Question: Are credentials, API keys, and secrets securely stored, rotated, and access-controlled?

  1. Objective — Why This Matters
    Hardcoded or plain-text secrets are a direct path to compromise. Central secret management enforces encryption, rotation, and controlled distribution.

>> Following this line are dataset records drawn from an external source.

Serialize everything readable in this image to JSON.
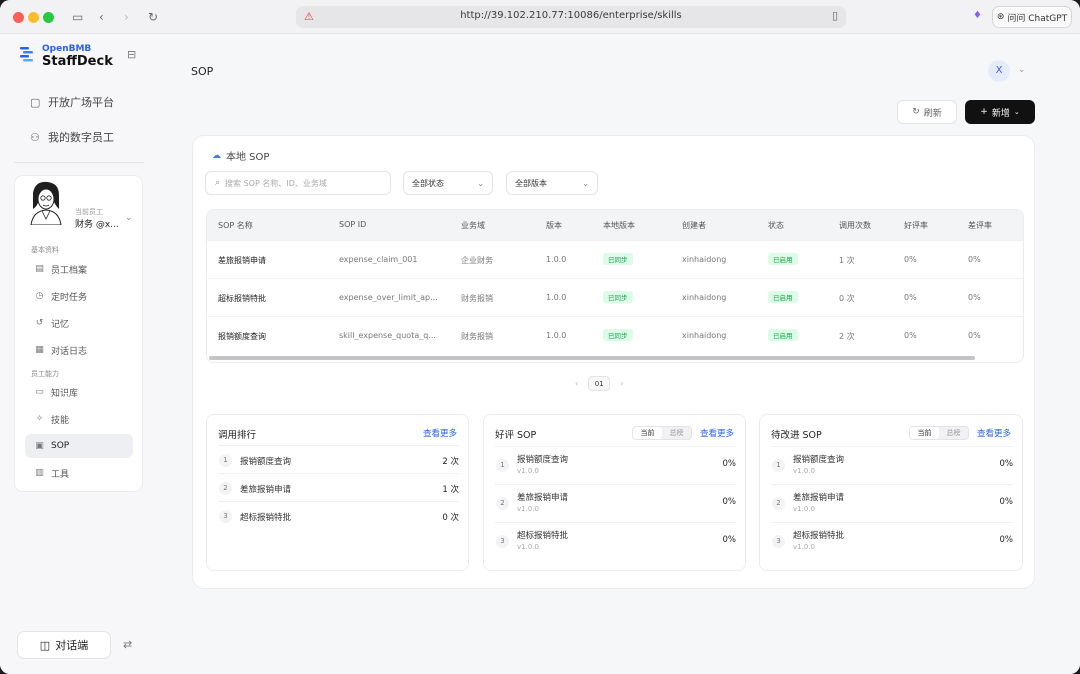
{
  "browser": {
    "url": "http://39.102.210.77:10086/enterprise/skills",
    "chatgpt_label": "问问 ChatGPT"
  },
  "sidebar": {
    "brand_small": "OpenBMB",
    "brand_name": "StaffDeck",
    "top_nav": [
      {
        "label": "开放广场平台",
        "icon": "grid-icon"
      },
      {
        "label": "我的数字员工",
        "icon": "user-group-icon"
      }
    ],
    "employee": {
      "label": "当前员工",
      "name": "财务 @x..."
    },
    "section_basic": "基本资料",
    "basic_items": [
      {
        "label": "员工档案",
        "icon": "id-card-icon"
      },
      {
        "label": "定时任务",
        "icon": "clock-icon"
      },
      {
        "label": "记忆",
        "icon": "history-icon"
      },
      {
        "label": "对话日志",
        "icon": "calendar-icon"
      }
    ],
    "section_abilities": "员工能力",
    "ability_items": [
      {
        "label": "知识库",
        "icon": "folder-icon",
        "active": false
      },
      {
        "label": "技能",
        "icon": "sparkle-icon",
        "active": false
      },
      {
        "label": "SOP",
        "icon": "clipboard-icon",
        "active": true
      },
      {
        "label": "工具",
        "icon": "toolbox-icon",
        "active": false
      }
    ],
    "chat_button": "对话端"
  },
  "header": {
    "title": "SOP",
    "user_initial": "X",
    "refresh_label": "刷新",
    "add_label": "新增"
  },
  "panel": {
    "title": "本地 SOP",
    "search_placeholder": "搜索 SOP 名称、ID、业务域",
    "status_filter": "全部状态",
    "version_filter": "全部版本",
    "columns": [
      "SOP 名称",
      "SOP ID",
      "业务域",
      "版本",
      "本地版本",
      "创建者",
      "状态",
      "调用次数",
      "好评率",
      "差评率"
    ],
    "rows": [
      {
        "name": "差旅报销申请",
        "id": "expense_claim_001",
        "domain": "企业财务",
        "version": "1.0.0",
        "local": "已同步",
        "creator": "xinhaidong",
        "status": "已启用",
        "calls": "1 次",
        "good": "0%",
        "bad": "0%"
      },
      {
        "name": "超标报销特批",
        "id": "expense_over_limit_ap...",
        "domain": "财务报销",
        "version": "1.0.0",
        "local": "已同步",
        "creator": "xinhaidong",
        "status": "已启用",
        "calls": "0 次",
        "good": "0%",
        "bad": "0%"
      },
      {
        "name": "报销额度查询",
        "id": "skill_expense_quota_q...",
        "domain": "财务报销",
        "version": "1.0.0",
        "local": "已同步",
        "creator": "xinhaidong",
        "status": "已启用",
        "calls": "2 次",
        "good": "0%",
        "bad": "0%"
      }
    ],
    "page": "01"
  },
  "cards": {
    "usage": {
      "title": "调用排行",
      "more": "查看更多",
      "items": [
        {
          "rank": "1",
          "name": "报销额度查询",
          "value": "2 次"
        },
        {
          "rank": "2",
          "name": "差旅报销申请",
          "value": "1 次"
        },
        {
          "rank": "3",
          "name": "超标报销特批",
          "value": "0 次"
        }
      ]
    },
    "good": {
      "title": "好评 SOP",
      "toggle_current": "当前",
      "toggle_total": "总榜",
      "more": "查看更多",
      "items": [
        {
          "rank": "1",
          "name": "报销额度查询",
          "ver": "v1.0.0",
          "value": "0%"
        },
        {
          "rank": "2",
          "name": "差旅报销申请",
          "ver": "v1.0.0",
          "value": "0%"
        },
        {
          "rank": "3",
          "name": "超标报销特批",
          "ver": "v1.0.0",
          "value": "0%"
        }
      ]
    },
    "improve": {
      "title": "待改进 SOP",
      "toggle_current": "当前",
      "toggle_total": "总榜",
      "more": "查看更多",
      "items": [
        {
          "rank": "1",
          "name": "报销额度查询",
          "ver": "v1.0.0",
          "value": "0%"
        },
        {
          "rank": "2",
          "name": "差旅报销申请",
          "ver": "v1.0.0",
          "value": "0%"
        },
        {
          "rank": "3",
          "name": "超标报销特批",
          "ver": "v1.0.0",
          "value": "0%"
        }
      ]
    }
  },
  "colors": {
    "accent": "#2563eb",
    "success": "#16a34a",
    "primary_button": "#111111"
  }
}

  2. Maturity Levels (0 – 5)

0 — Unaware
Secrets stored in code or configs.
1 — Ad Hoc
Manual encryption or shared files.
2 — Defined
Secrets vault implemented; manual rotations.
3 — Managed
Automated rotation; role-based access.
4 — Integrated
Dynamic secrets and audit logging.
5 — Optimized
Fully automated vault with just-in-time secrets and zero standing privilege.
  1. How to Level Up
From → To Actions
0 → 2 Deploy a vault; remove plain-text secrets.
2 → 3 Automate rotations and enable RBAC.
3 → 4 Integrate audit logs and dynamic secret issuance.
4 → 5 Implement JIT credentials and full automation.
  1. People / Process / Technology Enablers
    People – DevOps, Security Engineer.
    Process – Key lifecycle policy, approval matrix.
    Technology – HashiCorp Vault, Sealed Secrets, Doppler.

  2. Evidence Required
    Vault policies, rotation logs, audit trails.

  3. Metrics / KPIs
    • number of static credentials in code repos
    • percentage of secrets with automated rotation enabled
    • average time to revoke compromised keys

  4. Low-Cost / Open-Source Options (MSME)

Purpose Tool Notes
Vault HashiCorp Vault (OSS) Central secret lifecycle control.
Rotation Kubernetes Sealed Secrets Encrypt secrets per namespace.
Audit Wazuh / ELK Monitor secret access and rotations.
  1. Common Pitfalls
    Developers bypass vaults; delayed revocation of credentials.

  2. Compliance Mapping

Standard Clauses / Notes
ISO 27001 A.8.11 / A.5.15.
NIST CSF 2.0 PR.AC-1 / PR.DS-1.
CERT-In 2022 Secure credential storage.
NIRMATA Scoring IS-Q08 ≥ Level 4 requires dynamic rotation and auditing.